Ce n’est pas forcément celui que je préfère mais je trouve que c’est un moment qui est très particulier et rempli de paradoxe dans la mesure où je trouve que c’est beaucoup plus calme que la journée. Il y a beaucoup moins l’effervescence des gens. Il y a une sorte de calme et, en même temps, il y a une montée d’angoisses et de pensées qui sont dues au fait que l’on se retrouve seul avec son esprit et son repos. Il y a aussi une dimension très intime liée à la nuit parce que nous n’y voyons pas forcément les mêmes personnes que pendant la journée. Il y a un aspect plus choisi. Personnellement, c’est un moment durant lequel je vais avoir plus d’inspirations et je vais avoir plus de matière à les exploiter.

Dans tes chansons, tu abordes beaucoup le sujet de l’amour…Quel est ton mot ou expression d’amour préféré ?

Je trouve que l’amour est un thème si vaste, sans limites et un sentiment à la fois universel et unique que c’est très compliqué de devoir choisir un seul mot. J’ai envie de me dire que je ne pourrai jamais les épuiser. Manquer de mots est l’expression qui résulte le mieux dans cette situation.

Le féminisme est un sujet très présent dans notre société actuellement. Penses-tu être une artiste féministe ?

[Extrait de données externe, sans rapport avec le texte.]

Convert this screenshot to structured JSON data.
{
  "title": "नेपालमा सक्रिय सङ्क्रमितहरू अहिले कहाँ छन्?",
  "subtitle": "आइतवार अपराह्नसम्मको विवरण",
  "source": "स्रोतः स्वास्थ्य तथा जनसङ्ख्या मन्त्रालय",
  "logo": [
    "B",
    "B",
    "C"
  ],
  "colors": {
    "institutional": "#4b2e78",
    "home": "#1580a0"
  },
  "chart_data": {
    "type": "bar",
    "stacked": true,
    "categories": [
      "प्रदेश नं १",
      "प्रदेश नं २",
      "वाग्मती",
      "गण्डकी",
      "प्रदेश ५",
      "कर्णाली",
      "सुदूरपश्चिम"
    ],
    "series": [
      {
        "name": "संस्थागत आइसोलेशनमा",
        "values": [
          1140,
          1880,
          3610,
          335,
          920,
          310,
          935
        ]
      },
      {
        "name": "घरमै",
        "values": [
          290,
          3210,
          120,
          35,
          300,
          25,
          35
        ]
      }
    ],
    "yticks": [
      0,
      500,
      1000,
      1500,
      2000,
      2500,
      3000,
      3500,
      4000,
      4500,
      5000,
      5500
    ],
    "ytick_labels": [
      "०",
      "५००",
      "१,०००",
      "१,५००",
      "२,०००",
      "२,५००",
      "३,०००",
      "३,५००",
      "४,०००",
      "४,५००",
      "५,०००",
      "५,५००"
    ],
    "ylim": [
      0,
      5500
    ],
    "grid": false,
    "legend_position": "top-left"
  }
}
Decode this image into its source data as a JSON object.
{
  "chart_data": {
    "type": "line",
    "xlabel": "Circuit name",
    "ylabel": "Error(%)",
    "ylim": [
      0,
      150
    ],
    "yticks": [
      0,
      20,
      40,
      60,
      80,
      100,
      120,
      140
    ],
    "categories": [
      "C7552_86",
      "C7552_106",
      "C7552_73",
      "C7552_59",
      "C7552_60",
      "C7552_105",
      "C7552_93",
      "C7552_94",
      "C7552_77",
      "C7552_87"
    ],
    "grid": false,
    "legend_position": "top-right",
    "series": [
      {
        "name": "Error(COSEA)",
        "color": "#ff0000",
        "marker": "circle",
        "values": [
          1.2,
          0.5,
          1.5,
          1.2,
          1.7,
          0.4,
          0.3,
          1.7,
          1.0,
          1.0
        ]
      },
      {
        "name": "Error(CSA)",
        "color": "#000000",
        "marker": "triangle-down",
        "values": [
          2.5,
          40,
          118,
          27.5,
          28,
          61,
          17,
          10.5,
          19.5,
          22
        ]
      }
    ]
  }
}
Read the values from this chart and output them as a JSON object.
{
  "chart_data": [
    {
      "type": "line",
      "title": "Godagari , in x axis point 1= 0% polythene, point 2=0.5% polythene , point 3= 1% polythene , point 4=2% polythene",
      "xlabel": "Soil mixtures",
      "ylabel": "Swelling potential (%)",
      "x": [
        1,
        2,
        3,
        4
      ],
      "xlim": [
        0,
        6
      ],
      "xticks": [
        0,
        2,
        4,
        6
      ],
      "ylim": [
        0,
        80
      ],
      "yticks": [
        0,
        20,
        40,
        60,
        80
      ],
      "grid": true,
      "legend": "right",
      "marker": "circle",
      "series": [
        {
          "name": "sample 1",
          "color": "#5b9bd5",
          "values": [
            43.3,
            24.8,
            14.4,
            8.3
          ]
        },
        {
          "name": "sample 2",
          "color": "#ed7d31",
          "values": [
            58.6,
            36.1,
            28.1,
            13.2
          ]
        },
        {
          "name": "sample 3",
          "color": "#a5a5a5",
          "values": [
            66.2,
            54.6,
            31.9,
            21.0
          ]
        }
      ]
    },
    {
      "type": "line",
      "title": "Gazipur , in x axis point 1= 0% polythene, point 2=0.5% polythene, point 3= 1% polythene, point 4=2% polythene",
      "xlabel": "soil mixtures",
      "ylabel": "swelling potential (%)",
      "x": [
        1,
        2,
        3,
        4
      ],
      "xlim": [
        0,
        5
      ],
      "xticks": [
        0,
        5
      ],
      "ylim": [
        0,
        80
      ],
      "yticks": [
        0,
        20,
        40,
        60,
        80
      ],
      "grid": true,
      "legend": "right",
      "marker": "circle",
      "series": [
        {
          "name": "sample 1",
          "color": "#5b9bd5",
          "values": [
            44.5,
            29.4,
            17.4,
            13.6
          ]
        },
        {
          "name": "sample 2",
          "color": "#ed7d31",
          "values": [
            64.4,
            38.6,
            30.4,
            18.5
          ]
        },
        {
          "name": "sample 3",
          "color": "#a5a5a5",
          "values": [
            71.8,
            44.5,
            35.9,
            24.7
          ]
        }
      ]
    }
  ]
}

Je suis assurément une personne féministe dans la mesure où c’est absolument vital d’être féministe dans notre époque et dans toutes les autres. Je crois que c’est le chemin le plus naturel et normal à emprunter. Ça serait assez paradoxal et un peu à côté de la plaque de ne pas l’être. Ce mot enveloppe beaucoup et pas assez de choses.

Il est aussi de plus en plus question d’un engagement chez les artistes… Selon toi, cet engagement est-il indispensable chez les artistes ?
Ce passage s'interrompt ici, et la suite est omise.